Academic Performance & Gaming Behavior Analysis: Data-Driven Insights from Student Lifestyle Patterns
By abhishek.verma75000 · May 21, 2026
Understanding how lifestyle habits influence academic success is becoming increasingly important in today’s digital world. This analysis examined the…
The analysis produced two visualizations comparing student grades across different gaming genres. A bar chart shows the average grades per genre, and a box plot reveals the full grade distribution for each genre, making it easy to spot which genres are linked to higher or lower academic performance.
Among study hours, sleep hours, and attendance, study hours is by far the strongest predictor of high grades. It shows a strong correlation of r=0.733 with grades and a standardized regression coefficient of β=0.730, meaning it explains the most variance in grades even when accounting for the other factors. Sleep hours comes in second (r=0.250, β=0.241), while attendance has the weakest influence (r=0.131, β=0.144). Two bar charts were generated showing both the correlation rankings and the standardized regression coefficients visually.
The analysis examined grades and gaming behavior across 9 age-gender combinations (16-18, 19-21, 22-24 × Male, Female, Other). Three bar charts and a scatter plot were generated showing how these metrics vary across groups, along with detailed summary tables.
The analysis reveals how addiction scores relate to academic performance and wellbeing. Three visualizations were generated: a grouped bar chart comparing average grades and attendance across addiction levels, a stacked bar chart showing stress level distributions by addiction group, and a scatter plot of addiction score vs. grades colored by stress level.
The analysis reveals a clear pattern: students with higher stress levels actually study more and achieve better grades on average. Three charts and summary tables were generated to visualize these differences across Low, Medium, and High stress groups.
There is a meaningful negative relationship between gaming hours and academic grades, with an overall Pearson correlation of -0.551. This means students who game more tend to earn lower grades. Three visualizations were generated: a scatter plot showing gaming hours vs. grades colored by stress level, a bar chart comparing average grades across gaming hour segments, and a grouped bar chart showing correlations across different student segments.
The analysis successfully produced two bar charts and supporting data tables breaking down key metrics by gaming genre. The first grouped bar chart compares average gaming hours, study hours, sleep hours, addiction score, and grades across all genres side by side. The second chart shows how many students belong to each genre. Data tables are also available with the full numeric breakdown per genre.
The Pearson correlation analysis was successfully completed for all 9 numeric columns. Two visualizations were generated: a full correlation heatmap showing relationships between all variables, and a horizontal bar chart highlighting how each variable correlates specifically with grades. The heatmap uses a Red-Blue color scale where blue indicates strong positive correlations and red indicates strong negative correlations, with coefficients annotated directly on each cell. The bar chart clearly shows which variables are positively (green) and negatively (red) associated with grades.
The analysis successfully produced visualizations and data tables breaking down the distribution of sleep hours and study hours across all students. Two charts were generated: an overlapping histogram with KDE curves showing the density distributions of both metrics side by side, and a grouped bar chart comparing average grades across Low, Medium, and High bins for each metric. Additional data tables provide the underlying statistics and binned grade averages.

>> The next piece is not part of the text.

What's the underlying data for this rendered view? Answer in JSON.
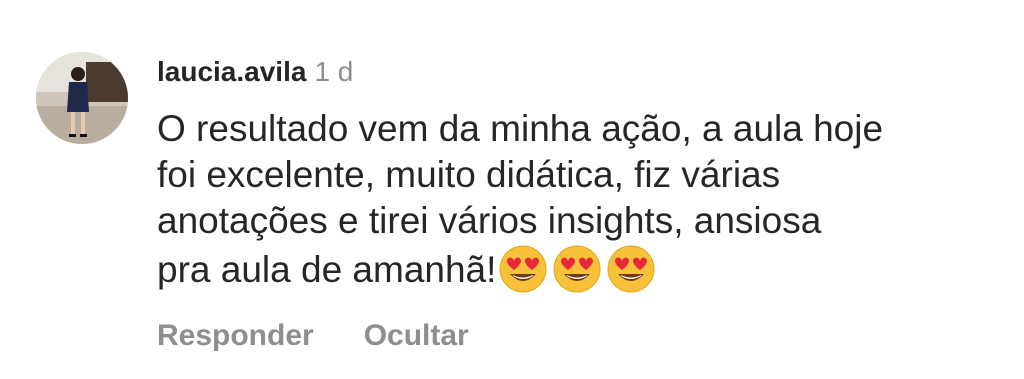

The IQR outlier analysis (1.5x rule) was applied to addiction score, reaction time ms, and gaming hours. The results show that none of the three variables contain any outliers — all data points fall within the calculated IQR bounds. Box plots were generated showing the distribution of each variable, and a grade comparison table was also produced. Since no outliers were detected, the grade comparison between outlier and non-outlier groups only reflects the full dataset average of 66.18 for all three metrics.